How are firms like McKinsey, BCG, and Bain reacting to the Great Resignation?
However, top-tier consulting firms are taking steps to mitigate the effects of the Great Resignation. This includes offering more flexible schedules, providing opportunities for professional development, fostering a culture of open communication and collaboration, and creating a more positive and engaging work environment.
Additionally, consulting firms can provide their employees with work-life balance and provide them with mental health support, making the work environment more conducive and employees more productive, motivated, and less likely to disengage. By taking these steps, the top consulting firms work to attract and retain top talent and maintain a high level of productivity and engagement among their employees, even with this mindset shift in the current post-pandemic workforce.
Asked about their measures to combat this trend, the responses of the top firms align. They are all taking steps to address the Great Resignation and maintain engagement and productivity among their employees.
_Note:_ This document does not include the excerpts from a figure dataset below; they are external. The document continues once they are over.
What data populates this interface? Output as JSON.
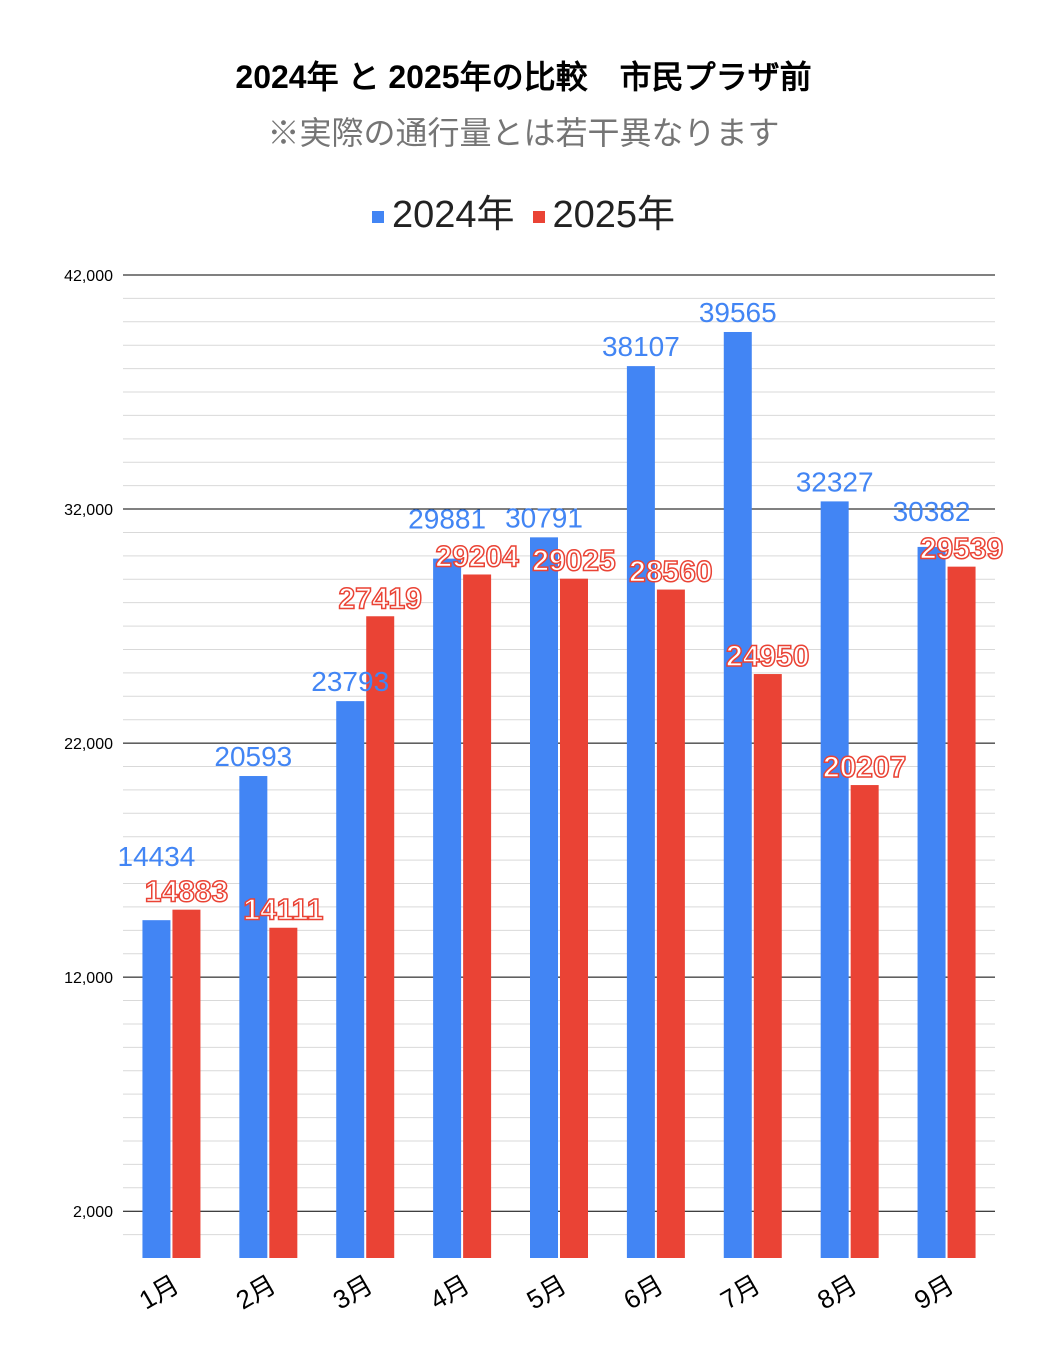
{
  "chart_data": {
    "type": "bar",
    "title": "2024年 と 2025年の比較　市民プラザ前",
    "subtitle": "※実際の通行量とは若干異なります",
    "categories": [
      "1月",
      "2月",
      "3月",
      "4月",
      "5月",
      "6月",
      "7月",
      "8月",
      "9月"
    ],
    "series": [
      {
        "name": "2024年",
        "color": "#4285f4",
        "values": [
          14434,
          20593,
          23793,
          29881,
          30791,
          38107,
          39565,
          32327,
          30382
        ]
      },
      {
        "name": "2025年",
        "color": "#ea4335",
        "values": [
          14883,
          14111,
          27419,
          29204,
          29025,
          28560,
          24950,
          20207,
          29539
        ]
      }
    ],
    "yticks": [
      "2,000",
      "12,000",
      "22,000",
      "32,000",
      "42,000"
    ],
    "ytick_values": [
      2000,
      12000,
      22000,
      32000,
      42000
    ],
    "ylim": [
      0,
      42000
    ],
    "minor_step": 1000,
    "legend": "top",
    "grid": true
  }
}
Some of the measures it has taken include:
- Flexible working: For instance, McKinsey has been an early adopter of flexible working policies, which allows its employees to have more control over their work-life balance. This can help to reduce stress and burnout among employees and make the work environment more positive and engaging.
- Employee Wellbeing: BCG has implemented various programs and initiatives to support the physical, mental and emotional well-being of its employees. This includes providing access to mental health resources and support and promoting a culture of self-care and resilience.
- Professional Development: McKinsey has a strong focus on professional development and provides its employees with opportunities to learn new skills and advance their careers. This can help to keep employees engaged and motivated, and can also make the firm more attractive to top talent.
- Collaboration and Communication: Bain promotes a culture of open communication and collaboration, which can help to foster a sense of community and belonging among employees.
- Diversity, Equity, and Inclusion: All firms have been actively promoting and addressing the issues of diversity, equity, and inclusion. This can help to create a more inclusive and positive work environment, which can help to improve employee engagement and productivity.